Per 6 pubblici esercizi su 10 la ripartenza sarà nel 2023

Per il 73% degli esercenti, a causa delle lunghe limitazioni imposte per arginare la pandemia da Covid-19, e la conseguente contrazione dei consumi, il calo del volume di affari è stato verticale. Per loro il ritorno ai fatturati pre-Covid non arriverà prima del 2023. Nel 2021 gli italiani hanno speso oltre 24 miliardi di euro in meno nei servizi di ristorazione rispetto al 2019 (-27,9%). Insomma, il 2021 non è stato l’anno della ripartenza per tutti: solo per il 16% dei pubblici esercizi, per i quali i fatturati però non sono mai cresciuti più del 10%. L’ufficio studi di Fipe-Confcommercio, la Federazione italiana dei Pubblici esercizi, ha illustrato lo stato di salute del comparto nel tradizionale rapporto annuale realizzato in collaborazione con Bain&Company e Tradelab.

Cessano le attività, ma non nascono nuove imprese

“La naturale conseguenza di questa dinamica, e del relativo clima di sfiducia che si è sviluppato attorno al settore, è stata la scomparsa di 194mila posti di lavoro rispetto al periodo pre-Covid”, segnala Fipe. Insomma, le restrizioni imposte per il contenimento della pandemia stanno ancora facendo sentire i loro effetti. Per il secondo anno consecutivo si conferma poi la forte frenata della nascita di nuove imprese (‘solo’ 8.942 nel 2021), a fronte di un’impennata delle cessazioni di attività (23mila). E tra il 2020 e il 2021 le imprese che hanno chiuso i battenti sono oltre 45mila, riferisce Adnkronos.

Per l’86% delle imprese fatturato 2021 ancora sotto i livelli pre-Covid

Se per l’86% delle imprese il fatturato nel 2021 è ancora al di sotto dei livelli del 2019, dopo l’emergenza Covid l’impennata dei costi di materie prime ed energia sta paralizzando il settore.
L’87% degli imprenditori ha registrato infatti un aumento della bolletta energetica fino al 50% e del 25% per i prodotti alimentari. Rimangono tuttavia contenuti gli aumenti dei prezzi ai consumatori: a febbraio 2022 lo scontrino medio è salito solo del 3,3% rispetto a un valore generale dei prezzi aumentato del 5,7%. Il 56,3% di bar e ristoranti non prevede di rivedere a breve il rialzo dei propri listini prezzi.

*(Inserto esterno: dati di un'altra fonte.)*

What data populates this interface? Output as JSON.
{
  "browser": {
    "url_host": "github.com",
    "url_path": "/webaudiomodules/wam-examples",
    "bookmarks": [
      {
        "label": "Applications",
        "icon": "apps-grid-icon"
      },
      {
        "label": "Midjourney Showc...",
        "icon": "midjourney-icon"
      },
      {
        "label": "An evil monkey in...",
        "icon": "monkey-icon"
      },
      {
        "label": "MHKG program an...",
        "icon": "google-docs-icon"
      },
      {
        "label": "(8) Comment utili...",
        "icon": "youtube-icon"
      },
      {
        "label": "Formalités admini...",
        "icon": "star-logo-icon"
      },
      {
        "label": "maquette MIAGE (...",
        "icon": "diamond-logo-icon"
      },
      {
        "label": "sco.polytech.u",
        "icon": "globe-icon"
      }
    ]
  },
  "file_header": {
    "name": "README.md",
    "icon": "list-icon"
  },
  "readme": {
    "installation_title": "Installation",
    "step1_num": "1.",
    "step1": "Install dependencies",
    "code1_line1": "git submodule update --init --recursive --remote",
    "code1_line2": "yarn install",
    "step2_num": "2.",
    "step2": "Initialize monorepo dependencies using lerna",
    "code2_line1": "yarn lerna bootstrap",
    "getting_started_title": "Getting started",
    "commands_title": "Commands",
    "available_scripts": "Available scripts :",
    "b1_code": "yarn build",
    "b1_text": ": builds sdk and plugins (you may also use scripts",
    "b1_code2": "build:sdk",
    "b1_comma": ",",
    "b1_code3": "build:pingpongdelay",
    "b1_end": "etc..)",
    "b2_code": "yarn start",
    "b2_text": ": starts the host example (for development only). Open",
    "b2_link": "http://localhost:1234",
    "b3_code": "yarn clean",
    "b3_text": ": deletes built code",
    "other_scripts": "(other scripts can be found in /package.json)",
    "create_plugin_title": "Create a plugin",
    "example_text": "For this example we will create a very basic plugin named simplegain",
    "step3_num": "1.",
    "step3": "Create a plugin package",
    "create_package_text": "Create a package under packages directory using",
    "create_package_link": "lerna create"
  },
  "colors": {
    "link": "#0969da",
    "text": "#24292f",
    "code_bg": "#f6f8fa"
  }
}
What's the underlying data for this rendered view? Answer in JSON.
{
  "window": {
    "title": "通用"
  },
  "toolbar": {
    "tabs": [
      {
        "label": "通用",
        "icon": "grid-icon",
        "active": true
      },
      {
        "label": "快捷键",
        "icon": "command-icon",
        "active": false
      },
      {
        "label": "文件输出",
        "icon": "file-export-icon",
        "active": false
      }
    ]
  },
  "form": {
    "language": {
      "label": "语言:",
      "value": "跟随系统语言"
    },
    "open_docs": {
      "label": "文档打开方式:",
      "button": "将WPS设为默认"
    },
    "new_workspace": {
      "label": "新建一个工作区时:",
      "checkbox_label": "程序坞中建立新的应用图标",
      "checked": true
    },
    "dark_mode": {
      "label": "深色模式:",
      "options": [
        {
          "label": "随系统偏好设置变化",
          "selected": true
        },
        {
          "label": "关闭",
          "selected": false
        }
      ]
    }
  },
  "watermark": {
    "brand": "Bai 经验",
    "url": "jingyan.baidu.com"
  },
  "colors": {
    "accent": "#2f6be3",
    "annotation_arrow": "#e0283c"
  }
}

L’impennata dei costi incide sulle previsioni di crescita

“La fotografia scattata attraverso il nostro rapporto – sottolinea il presidente Lino Enrico Stoppani, Presidente Fipe-Confcommercio, – si arricchisce di ulteriori elementi di stringente attualità. Il deflagrare del conflitto bellico in Ucraina sta infatti avendo e continuerà ad avere un impatto fortissimo sulle nostre attività, sia per gli effetti sulla dinamica dei prezzi delle materie prime energetiche e sull’approvvigionamento di specifiche materie prime alimentari, sia per le giuste e necessarie sanzioni elevate dalla comunità internazionale a carico della Russia”. 
L’impennata dei costi di gestione incide quindi sulle previsioni di crescita, con il 62% delle imprese che ritiene verosimile un ritorno ai livelli pre-crisi solo nel 2023. Incertezza che si acuisce a causa della minore propensione degli italiani a spendere in bar e ristoranti dovuta, secondo il 43% degli imprenditori, principalmente agli effetti del carovita.